Jlenia licenziata dal Partito Democratico: “Aspetto stipendio e Tfr da 2 anni con una figlia piccola, Schlein non mi risponde”

Il tribunale le ha dato ragione, ma i soldi non sono ancora arrivati

Il Partito Democratico ha licenziato Jlenia Sardano, 44 anni madre di una bimba di 2 anni dopo 15 anni di lavoro, alcuni dei quali addirittura in nero, senza percepire diversi stipendi e il trattamento di fine rapporto per circa 14 mila euro. La segretaria nazionale del Pd Elly Schlein sarebbe stata più volte chiamata da Jlenia, madre e lavoratrice, ma non avrebbe mai risposto.

Quando si dice: predicare bene e razzolare male.

E’ vergognoso, inaccettabile quanto accaduto nella Federazione del Pd di Cosenza. Sfruttamento del lavoro in nero, maltrattamento di una lavoratrice, umiliazione e stipendi non pagati: e la Schlein continua a non chiarire ergendosi a paladino dei lavoratori.

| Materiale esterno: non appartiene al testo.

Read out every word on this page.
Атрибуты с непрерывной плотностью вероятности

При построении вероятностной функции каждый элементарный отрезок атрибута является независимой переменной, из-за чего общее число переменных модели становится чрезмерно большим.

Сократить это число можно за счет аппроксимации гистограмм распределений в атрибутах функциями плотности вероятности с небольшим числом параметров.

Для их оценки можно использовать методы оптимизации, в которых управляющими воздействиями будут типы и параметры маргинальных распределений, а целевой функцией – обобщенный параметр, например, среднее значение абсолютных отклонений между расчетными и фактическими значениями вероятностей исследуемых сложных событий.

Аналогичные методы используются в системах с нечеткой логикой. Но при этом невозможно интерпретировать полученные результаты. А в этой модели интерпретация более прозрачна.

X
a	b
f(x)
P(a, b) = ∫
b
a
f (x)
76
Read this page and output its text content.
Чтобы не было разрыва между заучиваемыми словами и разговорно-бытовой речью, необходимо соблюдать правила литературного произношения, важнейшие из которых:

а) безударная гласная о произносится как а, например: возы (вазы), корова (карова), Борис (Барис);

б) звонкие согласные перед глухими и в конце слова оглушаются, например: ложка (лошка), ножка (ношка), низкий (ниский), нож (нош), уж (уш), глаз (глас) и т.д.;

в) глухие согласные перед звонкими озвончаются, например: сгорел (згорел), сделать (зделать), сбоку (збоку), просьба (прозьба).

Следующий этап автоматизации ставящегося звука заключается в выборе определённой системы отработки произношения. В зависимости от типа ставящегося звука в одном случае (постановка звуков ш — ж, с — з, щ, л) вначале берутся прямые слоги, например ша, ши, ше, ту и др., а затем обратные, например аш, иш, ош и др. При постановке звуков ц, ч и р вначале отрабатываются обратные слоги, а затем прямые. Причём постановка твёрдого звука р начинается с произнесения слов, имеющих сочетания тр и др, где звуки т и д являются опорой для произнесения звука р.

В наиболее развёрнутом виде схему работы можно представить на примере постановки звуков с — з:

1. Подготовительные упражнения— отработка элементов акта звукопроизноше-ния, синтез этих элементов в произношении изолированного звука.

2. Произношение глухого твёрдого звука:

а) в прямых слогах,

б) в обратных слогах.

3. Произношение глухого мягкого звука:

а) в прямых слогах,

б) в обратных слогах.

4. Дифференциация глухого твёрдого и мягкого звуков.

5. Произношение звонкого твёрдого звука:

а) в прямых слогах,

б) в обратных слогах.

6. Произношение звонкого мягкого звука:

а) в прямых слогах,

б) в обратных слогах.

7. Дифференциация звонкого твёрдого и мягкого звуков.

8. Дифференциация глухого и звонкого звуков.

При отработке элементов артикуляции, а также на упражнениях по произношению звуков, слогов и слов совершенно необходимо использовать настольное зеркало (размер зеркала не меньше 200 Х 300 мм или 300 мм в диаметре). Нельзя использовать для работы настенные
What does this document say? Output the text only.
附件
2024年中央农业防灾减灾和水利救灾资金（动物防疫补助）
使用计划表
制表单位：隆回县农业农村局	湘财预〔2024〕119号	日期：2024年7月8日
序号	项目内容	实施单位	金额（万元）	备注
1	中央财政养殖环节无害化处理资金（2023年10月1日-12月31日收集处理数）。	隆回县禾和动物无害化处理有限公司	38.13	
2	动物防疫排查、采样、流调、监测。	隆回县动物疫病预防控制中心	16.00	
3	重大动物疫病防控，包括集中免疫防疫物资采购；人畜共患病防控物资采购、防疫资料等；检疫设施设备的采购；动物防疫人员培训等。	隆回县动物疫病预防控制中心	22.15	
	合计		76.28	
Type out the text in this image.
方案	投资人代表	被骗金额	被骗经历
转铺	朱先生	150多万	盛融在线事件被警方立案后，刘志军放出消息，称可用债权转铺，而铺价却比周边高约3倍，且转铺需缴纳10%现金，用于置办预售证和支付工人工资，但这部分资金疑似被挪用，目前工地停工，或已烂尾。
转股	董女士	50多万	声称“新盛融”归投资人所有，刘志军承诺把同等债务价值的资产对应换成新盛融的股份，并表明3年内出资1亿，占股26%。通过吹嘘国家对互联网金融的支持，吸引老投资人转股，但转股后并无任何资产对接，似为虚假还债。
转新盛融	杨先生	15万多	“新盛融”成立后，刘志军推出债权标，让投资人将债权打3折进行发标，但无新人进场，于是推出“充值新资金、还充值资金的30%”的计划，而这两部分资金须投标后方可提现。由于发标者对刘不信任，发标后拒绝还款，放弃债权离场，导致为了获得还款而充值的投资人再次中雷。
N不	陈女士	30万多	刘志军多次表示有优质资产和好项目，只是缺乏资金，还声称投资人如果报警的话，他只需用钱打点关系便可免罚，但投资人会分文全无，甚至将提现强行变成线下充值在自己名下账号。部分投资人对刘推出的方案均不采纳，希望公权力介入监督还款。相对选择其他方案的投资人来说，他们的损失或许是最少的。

Jlenia Sardano ha scritto una lettera alla segretaria Dem Elly Schlein “Quando la vedo in televisione, resto sempre basita. Non avrei mai immaginato: il partito dei lavoratori che lascia sola una madre, con una bambina piccola. Aspetto quei soldi da due anni. Come si possono ignorare i diritti di una persona che ha persino dedicato la vita al Pd?”

La storia

Il 31 dicembre 2022 Jlenia Sardano riceve la lettera di licenziamento. Ovvero la Risoluzione del rapporto di lavoro per riduzione del personale. Lei a quel punto chiede e ottiene la Naspi: 699 euro al mese prima, 597 poi. Il 30 marzo 2023 il suo avvocato Marco Oliverio ottiene un’ingiunzione del tribunale: il Pd deve darle circa 12 mila euro, visto che nel frattempo ne ha ricevuti 2.500. Jlenia manda una lettera alla segretaria chiedendole “di intervenire in prima persona per sistemare quanto prima questa incresciosa situazione”. La donna scrive: “In occasione del primo maggio, nelle sue dichiarazioni sulla stampa, ho letto tanta voglia di difendere i lavoratori e lottare contro il precariato. Tante belle parole che però poi si scontrano con la realtà dei fatti”

Pignorati conti e beni del Pd

il 2 febbraio 2024 il Tribunale di Cosenza respinge il ricorso del Pd. E lo condanna nuovamente a pagare i 14 mila euro. Intanto sono passati più di tre mesi ma nulla è successo. L’avvocato Oliverio spiega che “siamo stati costretti persino al pignoramento della tesoreria presso terzi. L’ho notificato a tutti: gruppo regionale, Camera, Senato, Nazareno. Devono farsene carico, anche per una questione umana. Diciamo di voler tutelare chi ha un lavoro. Poi lasciamo per strada una dei nostri, non paghiamo quanto le spetta e facciamo perfino opposizione”.